The goal of this conference is to bring together experts working on different aspects of étale cohomology and (stratified) étale homotopy. On the one hand, there has been a lot of activity in algebraic and arithmetic geometry on the study of cohomology, local systems, fundamental groups, and arithmetic representations. On the other hand, the development of higher category theory has allowed for the clarification, modernisation, and generalisation of the foundations of unstable étale homotopy theory. By bringing together experts from both sides, we want to share ideas and problems across the aisle and create new opportunities for collaboration.

Schedule and abstracts

The schedule is now available at this link.  Titles and abstracts are collected here.

A booklet containing all practical information (including the schedule, titles and abstract) has been prepared and you can dowload it at this link.

Lecture series

There will be two mini-courses, aimed at bridging the language gap and introducing some of the problems that people are thinking about.

Peter Haine (University of California, Berkeley)

Title: Étale homotopy theory and exodromy

Abstract: The goal of this mini-course is to give a modern introduction to étale homotopy theory.

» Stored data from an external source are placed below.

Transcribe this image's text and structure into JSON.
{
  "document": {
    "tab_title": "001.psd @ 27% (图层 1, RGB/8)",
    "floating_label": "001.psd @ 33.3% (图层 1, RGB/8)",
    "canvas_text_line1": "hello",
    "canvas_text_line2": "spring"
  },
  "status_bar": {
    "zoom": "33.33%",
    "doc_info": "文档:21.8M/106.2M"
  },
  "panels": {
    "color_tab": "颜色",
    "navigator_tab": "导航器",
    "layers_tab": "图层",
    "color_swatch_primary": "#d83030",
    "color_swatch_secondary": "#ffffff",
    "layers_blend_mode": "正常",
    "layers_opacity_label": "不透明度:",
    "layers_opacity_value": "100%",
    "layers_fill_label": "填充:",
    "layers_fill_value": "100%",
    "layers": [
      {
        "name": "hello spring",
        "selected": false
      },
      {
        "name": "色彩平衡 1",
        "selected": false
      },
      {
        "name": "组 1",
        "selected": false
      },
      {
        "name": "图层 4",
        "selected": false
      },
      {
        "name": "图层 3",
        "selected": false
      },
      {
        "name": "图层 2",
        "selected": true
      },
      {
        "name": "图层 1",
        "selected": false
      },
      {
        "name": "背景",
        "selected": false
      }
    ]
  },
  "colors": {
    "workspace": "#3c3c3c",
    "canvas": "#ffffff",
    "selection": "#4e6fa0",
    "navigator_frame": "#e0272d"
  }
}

We’ll explain a number of different descriptions of the étale homotopy type and how they can be used to prove a number of foundational results. In particular, we’ll explain a description of the étale homotopy type coming from our work with Barwick and Glasman on exit-path categories in algebraic geometry. We’ll also explain some applications of étale homotopy theory.

Moritz Kerz (Universität Regensburg)

Title: The weight filtration and local systems

Abstract: Weight filtrations appear in various mathematical settings, including Hodge theory and the theory of local Galois representations. My talks will introduce an abstract framework clarifying why these filtrations form abelian categories with shared characteristics. We will then study families of pure structures on an algebraic curve over a local field (complex or non-archimedean). This gives rise to two settings leading to mixed objects: the degeneration of pure structures and the cohomology of pure structures over an affine curve.

Speakers

Tomoyuki Abe (Kavli IPMU)

Clark Barwick (University of Edinburgh)

Anna Cadoret (Université Sorbonne)

Hélène Esnault (Freie Universität Berlin)

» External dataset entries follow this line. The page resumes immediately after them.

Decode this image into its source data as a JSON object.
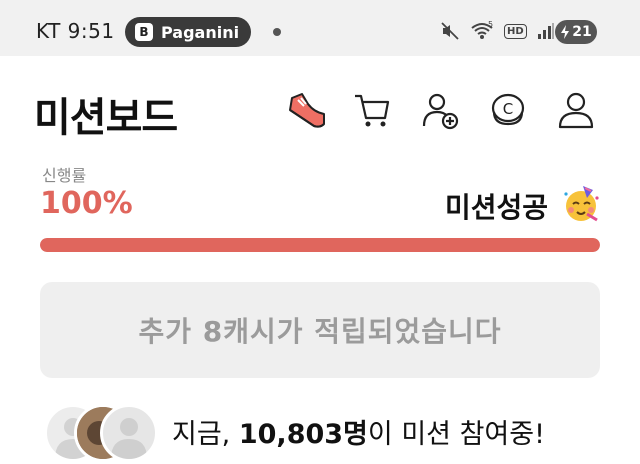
{
  "status_bar": {
    "carrier": "KT",
    "time": "9:51",
    "notification_app": "Paganini",
    "notification_icon_letter": "B",
    "network": "5",
    "hd_label": "HD",
    "battery_level": "21"
  },
  "header": {
    "title": "미션보드",
    "icons": [
      "sneaker-icon",
      "cart-icon",
      "add-friend-icon",
      "cash-icon",
      "profile-icon"
    ],
    "cash_icon_glyph": "C"
  },
  "progress": {
    "label": "신행률",
    "value_text": "100%",
    "fraction": 1.0,
    "status": "미션성공",
    "accent_color": "#e0665d"
  },
  "cash_notice": {
    "text": "추가 8캐시가 적립되었습니다"
  },
  "participants": {
    "prefix": "지금, ",
    "count": "10,803명",
    "suffix": "이 미션 참여중!"
  }
}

Tim Holzschuh (Ruprecht-Karls-Universität Heidelberg)

Marcin Lara (IMPAN)

Massimo Pippi (Université d'Angers)

Emanuel Reinecke (IHES)

Jakob Scholbach (Università degli Studi di Padova)

Jean-Baptiste Teyssier (Université Sorbonne)

Sebastian Wolf (Universität Regensburg)

Organisers

Remy van Dobben de Bruyn (Universiteit Utrecht)

Katharina Hübner (Goethe-Universität Frankfurt)

Mauro Porta (Université Strasbourg)

Directions

All talks will take place in Lecture Hall 9 of the Auditorium Complex (Hörsaalgebäude) on the Bockenheim campus of Goethe-Universität Frankfurt. Click here for the building location on Google Maps. This is 10–15 minutes by public transit from the main train station.

From Frankfurt airport (FRA), there are frequent trains to the main station (Hauptbahnhof). The airport has separate train stations for regional travel (Regionalbahnhof) and long distance travel (Fernbahnhof). There are frequent trains to the city centre from both, taking about 10–15 minutes. The regional station is closer to the airport and regional trains are slightly cheaper.